Selon l'accusation, au moins entre mars 1998 et septembre 1999, Hashim Thaci, Kadri Veselini, Rexhep Selimi, Jakup Krasniqi et d'autres membres de l'entreprise criminelle commune avaient pour objectif commun d'assurer et d'exercer le contrôle sur tout le Kosovo par des méthodes d'intimidation, de mauvais traitements, de violence et d'élimination illégale des opposants considérés.
“L'ensemble de ces opposants comprenait des personnes qui étaient, ou qui étaient considérées comme ayant été: a) des collaborateurs ou des forces, des fonctionnaires ou des institutions étatiques de RFJ, ou b) qui, autrement, n'étaient pas favorables aux buts ou aux méthodes de l'UCK et plus tard de QPK, parmi lesquelles des personnes liées au LDK et aux Serbes, des Roms et des personnes d'autres nationalités (joinly, non-combattants). Cet objectif commun comprenait des crimes de persécution, d'emprisonnement, d'arrestation et d'arrestation arbitraire ou illégale, d'autres actes inhumains, de traitement cruel, de torture, de meurtre et de disparition forcée de personnes”, a déclaré l'acte d'accusation.
En outre, Azem Syla, Lahi Brahimaj, Fatmir Limaj, Sylejman Selimi, Rrustem Mustafa, Shukri Buja, Latif Gashi et Sabit Geci sont également mentionnés.
Selon l'acte d'accusation, l'accusé et d'autres dirigeants de l'UCK ont contribué à la réalisation de l'objectif commun.

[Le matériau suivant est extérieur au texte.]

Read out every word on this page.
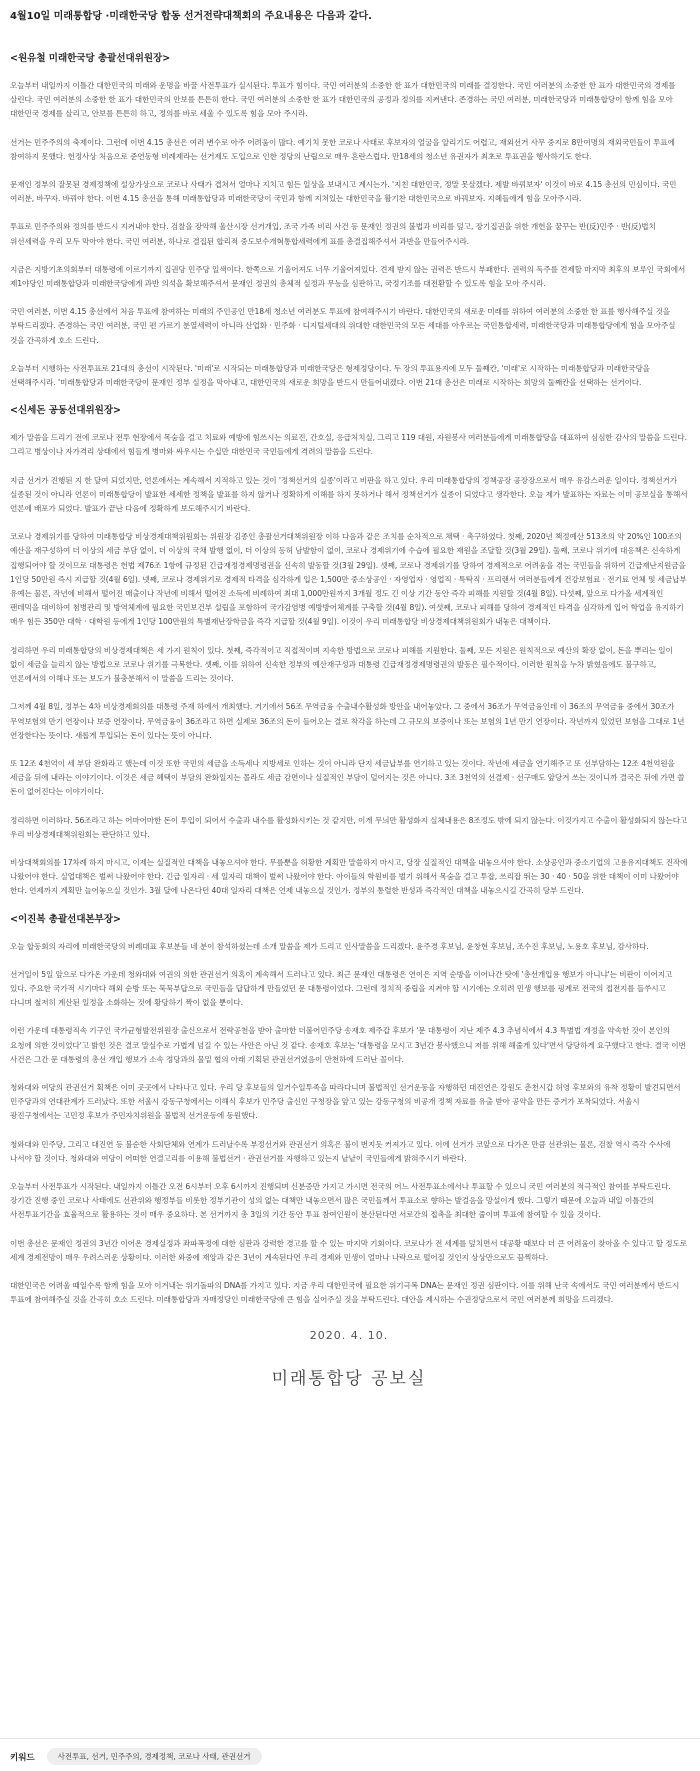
4월10일 미래통합당 ·미래한국당 합동 선거전략대책회의 주요내용은 다음과 같다.

<원유철 미래한국당 총괄선대위원장>

오늘부터 내일까지 이틀간 대한민국의 미래와 운명을 바꿀 사전투표가 실시된다. 투표가 힘이다. 국민 여러분의 소중한 한 표가 대한민국의 미래를 결정한다. 국민 여러분의 소중한 한 표가 대한민국의 경제를 살린다. 국민 여러분의 소중한 한 표가 대한민국의 안보를 튼튼히 한다. 국민 여러분의 소중한 한 표가 대한민국의 공정과 정의를 지켜낸다. 존경하는 국민 여러분, 미래한국당과 미래통합당이 함께 힘을 모아 대한민국 경제를 살리고, 안보를 튼튼히 하고, 정의를 바로 세울 수 있도록 힘을 모아 주시라.

선거는 민주주의의 축제이다. 그런데 이번 4.15 총선은 여러 변수로 아주 어려움이 많다. 예기치 못한 코로나 사태로 후보자의 얼굴을 알리기도 어렵고, 재외선거 사무 중지로 8만여명의 재외국민들이 투표에 참여하지 못했다. 헌정사상 처음으로 준연동형 비례제라는 선거제도 도입으로 인한 정당의 난립으로 매우 혼란스럽다. 만18세의 청소년 유권자가 최초로 투표권을 행사하기도 한다.

문재인 정부의 잘못된 경제정책에 설상가상으로 코로나 사태가 겹쳐서 얼마나 지치고 힘든 일상을 보내시고 계시는가. '지친 대한민국, 정말 못살겠다. 제발 바꿔보자' 이것이 바로 4.15 총선의 민심이다. 국민 여러분, 바꾸자. 바꿔야 한다. 이번 4.15 총선을 통해 미래통합당과 미래한국당이 국민과 함께 지쳐있는 대한민국을 활기찬 대한민국으로 바꿔보자. 지혜들에게 힘을 모아주시라.

투표로 민주주의와 정의를 반드시 지켜내야 한다. 검찰을 장악해 울산시장 선거개입, 조국 가족 비리 사건 등 문재인 정권의 불법과 비리를 덮고, 장기집권을 위한 개헌을 꿈꾸는 반(反)민주 · 반(反)법치 위선세력을 우리 모두 막아야 한다. 국민 여러분, 하나로 결집된 합리적 중도보수개혁통합세력에게 표를 총결집해주셔서 과반을 만들어주시라.

지금은 지방기초의회부터 대통령에 이르기까지 집권당 민주당 일색이다. 한쪽으로 기울어져도 너무 기울어져있다. 견제 받지 않는 권력은 반드시 부패한다. 권력의 독주를 견제할 마지막 최후의 보루인 국회에서 제1야당인 미래통합당과 미래한국당에게 과반 의석을 확보해주셔서 문재인 정권의 총체적 실정과 무능을 심판하고, 국정기조를 대전환할 수 있도록 힘을 모아 주시라.

국민 여러분, 이번 4.15 총선에서 처음 투표에 참여하는 미래의 주인공인 만18세 청소년 여러분도 투표에 참여해주시기 바란다. 대한민국의 새로운 미래를 위하여 여러분의 소중한 한 표를 행사해주실 것을 부탁드리겠다. 존경하는 국민 여러분, 국민 편 가르기 분열세력이 아니라 산업화 · 민주화 · 디지털세대의 위대한 대한민국의 모든 세대를 아우르는 국민통합세력, 미래한국당과 미래통합당에게 힘을 모아주실 것을 간곡하게 호소 드린다.

오늘부터 시행하는 사전투표로 21대의 총선이 시작된다. '미래'로 시작되는 미래통합당과 미래한국당은 형제정당이다. 두 장의 투표용지에 모두 둘째칸, '미래'로 시작하는 미래통합당과 미래한국당을 선택해주시라. '미래통합당과 미래한국당이 문재인 정부 실정을 막아내고, 대한민국의 새로운 희망을 반드시 만들어내겠다. 이번 21대 총선은 미래로 시작하는 희망의 둘째칸을 선택하는 선거이다.

<신세돈 공동선대위원장>

제가 말씀을 드리기 전에 코로나 전투 현장에서 목숨을 걸고 치료와 예방에 힘쓰시는 의료진, 간호실, 응급처치실, 그리고 119 대원, 자원봉사 여러분들에게 미래통합당을 대표하여 심심한 감사의 말씀을 드린다. 그리고 병상이나 자가격리 상태에서 힘들게 병마와 싸우시는 수십만 대한민국 국민들에게 격려의 말씀을 드린다.

지금 선거가 진행된 지 한 달여 되었지만, 언론에서는 계속해서 지적하고 있는 것이 '정책선거의 실종'이라고 비판을 하고 있다. 우리 미래통합당의 정책공장 공장장으로서 매우 유감스러운 일이다. 정책선거가 실종된 것이 아니라 언론이 미래통합당이 발표한 세세한 정책을 발표를 하지 않거나 정확하게 이해를 하지 못하거나 해서 정책선거가 실종이 되었다고 생각한다. 오늘 제가 발표하는 자료는 이미 공보실을 통해서 언론에 배포가 되었다. 발표가 끝난 다음에 정확하게 보도해주시기 바란다.

코로나 경제위기를 당하여 미래통합당 비상경제대책위원회는 위원장 김종인 총괄선거대책위원장 이하 다음과 같은 조치를 순차적으로 채택 · 촉구하였다. 첫째, 2020년 책정예산 513조의 약 20%인 100조의 예산을 재구성하여 더 이상의 세금 부담 없이, 더 이상의 국채 발행 없이, 더 이상의 등허 남발함이 없이, 코로나 경제위기에 수습에 필요한 재원을 조달할 것(3월 29일). 둘째, 코로나 위기에 대응책은 신속하게 집행되어야 할 것이므로 대통령은 헌법 제76조 1항에 규정된 긴급재정경제명령권을 신속히 발동할 것(3월 29일). 셋째, 코로나 경제위기를 당하여 경제적으로 어려움을 겪는 국민들을 위하여 긴급재난지원금을 1인당 50만원 즉시 지급할 것(4월 6일). 넷째, 코로나 경제위기로 경제적 타격을 심각하게 입은 1,500만 중소상공인 · 자영업자 · 영업직 · 특탁직 · 프리랜서 여러분들에게 건강보험료 · 전기료 연체 및 세금납부 유예는 물론, 작년에 비해서 떨어진 매출이나 작년에 비해서 떨어진 소득에 비례하여 최대 1,000만원까지 3개월 정도 긴 이상 기간 동안 즉각 피해를 지원할 것(4월 8일). 다섯째, 앞으로 다가올 세계적인 팬데믹을 대비하여 첨병관리 및 방역체계에 필요한 국민보건부 설립을 포함하여 국가감염병 예방방어체계를 구축할 것(4월 8일). 여섯째, 코로나 피해를 당하여 경제적인 타격을 심각하게 입어 학업을 유지하기 매우 힘든 350만 대학 · 대학원 등에게 1인당 100만원의 특별재난장학금을 즉각 지급할 것(4월 9일). 이것이 우리 미래통합당 비상경제대책위원회가 내놓은 대책이다.

정리하면 우리 미래통합당의 비상경제대책은 세 가지 원칙이 있다. 첫째, 즉각적이고 직접적이며 지속한 방법으로 코로나 피해를 지원한다. 둘째, 모든 지원은 원칙적으로 예산의 확장 없이, 돈을 뿌리는 일이 없이 세금을 늘리지 않는 방법으로 코로나 위기를 극복한다. 셋째, 이를 위하여 신속한 정부의 예산재구성과 대통령 긴급재정경제명령권의 발동은 필수적이다. 이러한 원칙을 누차 밝혔음에도 불구하고, 언론에서의 이해나 또는 보도가 불충분해서 이 말씀을 드리는 것이다.

그저께 4월 8일, 정부는 4차 비상경제회의를 대통령 주재 하에서 개최했다. 거기에서 56조 무역금융 수출내수활성화 방안을 내어놓았다. 그 중에서 36조가 무역금융인데 이 36조의 무역금융 중에서 30조가 무역보험의 만기 연장이나 보증 연장이다. 무역금융이 36조라고 하면 실제로 36조의 돈이 들어오는 결로 착각을 하는데 그 규모의 보증이나 또는 보험의 1년 만기 연장이다. 작년까지 있었던 보험을 그대로 1년 연장한다는 뜻이다. 새롭게 투입되는 돈이 있다는 뜻이 아니다.

또 12조 4천억이 세 부담 완화라고 했는데 이것 또한 국민의 세금을 소득세나 지방세로 인하는 것이 아니라 단지 세금납부를 연기하고 있는 것이다. 작년에 세금을 연기해주고 또 선부담하는 12조 4천억원을 세금을 뒤에 내라는 이야기이다. 이것은 세금 혜택이 부담의 완화일지는 몰라도 세금 감면이나 실질적인 부담이 덜어지는 것은 아니다. 3조 3천억의 선결제 · 선구매도 앞당겨 쓰는 것이니까 결국은 뒤에 가면 쓸 돈이 없어진다는 이야기이다.

정리하면 이러하다. 56조라고 하는 어마어마한 돈이 투입이 되어서 수출과 내수를 활성화시키는 것 같지만, 이게 무늬만 활성화지 실체내용은 8조정도 밖에 되지 않는다. 이것가지고 수출이 활성화되지 않는다고 우리 비상경제대책위원회는 판단하고 있다.

비상대책회의를 17차례 하지 마시고, 이제는 실질적인 대책을 내놓으셔야 한다. 무릎뿐을 허황한 계획만 말씀하지 마시고, 당장 실질적인 대책을 내놓으셔야 한다. 소상공인과 중소기업의 고용유지대책도 진작에 나왔어야 한다. 실업대책은 벌써 나왔어야 한다. 긴급 일자리 · 세 일자리 대책이 벌써 나왔어야 한다. 아이들의 학원비를 벌기 위해서 목숨을 걸고 투잡, 쓰리잡 뛰는 30 · 40 · 50을 위한 대책이 이미 나왔어야 한다. 언제까지 계획만 늘어놓으실 것인가. 3월 달에 나온다던 40대 일자리 대책은 언제 내놓으실 것인가. 정부의 통렬한 반성과 즉각적인 대책을 내놓으시길 간곡히 당부 드린다.

<이진복 총괄선대본부장>

오늘 합동회의 자리에 미래한국당의 비례대표 후보분들 네 분이 참석하셨는데 소개 말씀을 제가 드리고 인사말씀을 드리겠다. 윤주경 후보님, 윤창현 후보님, 조수진 후보님, 노용호 후보님, 감사하다.

선거일이 5일 앞으로 다가온 가운데 청와대와 여권의 의한 관권선거 의혹이 계속해서 드러나고 있다. 최근 문재인 대통령은 연이은 지역 순방을 이어나간 탓에 '총선개입용 행보가 아니냐'는 비판이 이어지고 있다. 주요한 국가적 시기마다 해외 순방 또는 묵묵부답으로 국민들을 답답하게 만들었던 문 대통령이었다. 그런데 정치적 중립을 지켜야 할 시기에는 오히려 민생 행보를 핑계로 전국의 접전지를 들쑤시고 다니며 철저히 계산된 일정을 소화하는 것에 황당하기 짝이 없을 뿐이다.

이런 가운데 대통령직속 기구인 국가균형발전위원장 출신으로서 전략공천을 받아 출마한 더불어민주당 송재호 제주갑 후보가 '문 대통령이 지난 제주 4.3 추념식에서 4.3 특별법 개정을 약속한 것이 본인의 요청에 의한 것이었다'고 밝힌 것은 결코 말실수로 가볍게 넘길 수 있는 사안은 아닌 것 같다. 송재호 후보는 '대통령을 모시고 3년간 봉사했으니 저를 위해 해줄게 있다'면서 당당하게 요구했다고 한다. 결국 이번 사건은 그간 문 대통령의 총선 개입 행보가 소속 정당과의 물밑 협의 아래 기획된 관권선거였음이 만천하에 드러난 꼴이다.

청와대와 여당의 관권선거 획책은 이미 곳곳에서 나타나고 있다. 우리 당 후보들의 일거수일투족을 따라다니며 불법적인 선거운동을 자행하던 대진연은 강원도 춘천시갑 허영 후보와의 유착 정황이 발견되면서 민주당과의 연대관계가 드러났다. 또한 서울시 강동구청에서는 이해식 후보가 민주당 출신인 구청장을 앞고 있는 강동구청의 비공개 정책 자료를 유출 받아 공약을 만든 증거가 포착되었다. 서울시 광진구청에서는 고민정 후보가 주민자치위원을 불법적 선거운동에 동원했다.

청와대와 민주당, 그리고 대진연 등 불순한 사회단체와 연계가 드러날수록 부정선거와 관권선거 의혹은 불이 번지듯 커져가고 있다. 이에 선거가 코앞으로 다가온 만큼 선관위는 물론, 검찰 역시 즉각 수사에 나서야 할 것이다. 청와대와 여당이 어떠한 연결고리를 이용해 불법선거 · 관권선거를 자행하고 있는지 낱낱이 국민들에게 밝혀주시기 바란다.

오늘부터 사전투표가 시작된다. 내일까지 이틀간 오전 6시부터 오후 6시까지 진행되며 신분증만 가지고 가시면 전국의 어느 사전투표소에서나 투표할 수 있으니 국민 여러분의 적극적인 참여를 부탁드린다. 장기간 진행 중인 코로나 사태에도 선관위와 행정부들 비롯한 정부기관이 성의 없는 대책만 내놓으면서 많은 국민들께서 투표소로 향하는 발걸음을 망설이게 했다. 그렇기 때문에 오늘과 내일 이틀간의 사전투표기간을 효율적으로 활용하는 것이 매우 중요하다. 본 선거까지 총 3일의 기간 동안 투표 참여인원이 분산된다면 서로간의 접촉을 최대한 줄이며 투표에 참여할 수 있을 것이다.

이번 총선은 문재인 정권의 3년간 이어온 경제실정과 좌파폭정에 대한 심판과 강력한 경고를 할 수 있는 마지막 기회이다. 코로나가 전 세계를 덮치면서 대공황 때보다 더 큰 어려움이 찾아올 수 있다고 할 정도로 세계 경제전망이 매우 우려스러운 상황이다. 이러한 와중에 재앙과 같은 3년이 계속된다면 우리 경제와 민생이 얼마나 나락으로 떨어질 것인지 상상만으로도 끔찍하다.

대한민국은 어려울 때일수록 함께 힘을 모아 이겨내는 위기돌파의 DNA를 가지고 있다. 지금 우리 대한민국에 필요한 위기극복 DNA는 문재인 정권 심판이다. 이를 위해 난국 속에서도 국민 여러분께서 반드시 투표에 참여해주실 것을 간곡히 호소 드린다. 미래통합당과 자매정당인 미래한국당에 큰 힘을 실어주실 것을 부탁드린다. 대안을 제시하는 수권정당으로서 국민 여러분께 희망을 드리겠다.

2020. 4. 10.
미래통합당 공보실
키워드	사전투표, 선거, 민주주의, 경제정책, 코로나 사태, 관권선거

“Par contre, certaines ou la totalité de ces personnes n'étaient pas membres de l'entreprise criminelle commune, mais ont été utilisées par des membres de l'entreprise criminelle commune pour commettre des crimes pour la réalisation de l'objectif commun (avec des membres du NKP, des membres en commun et des instruments du NKP)”, dit l'acte d'accusation.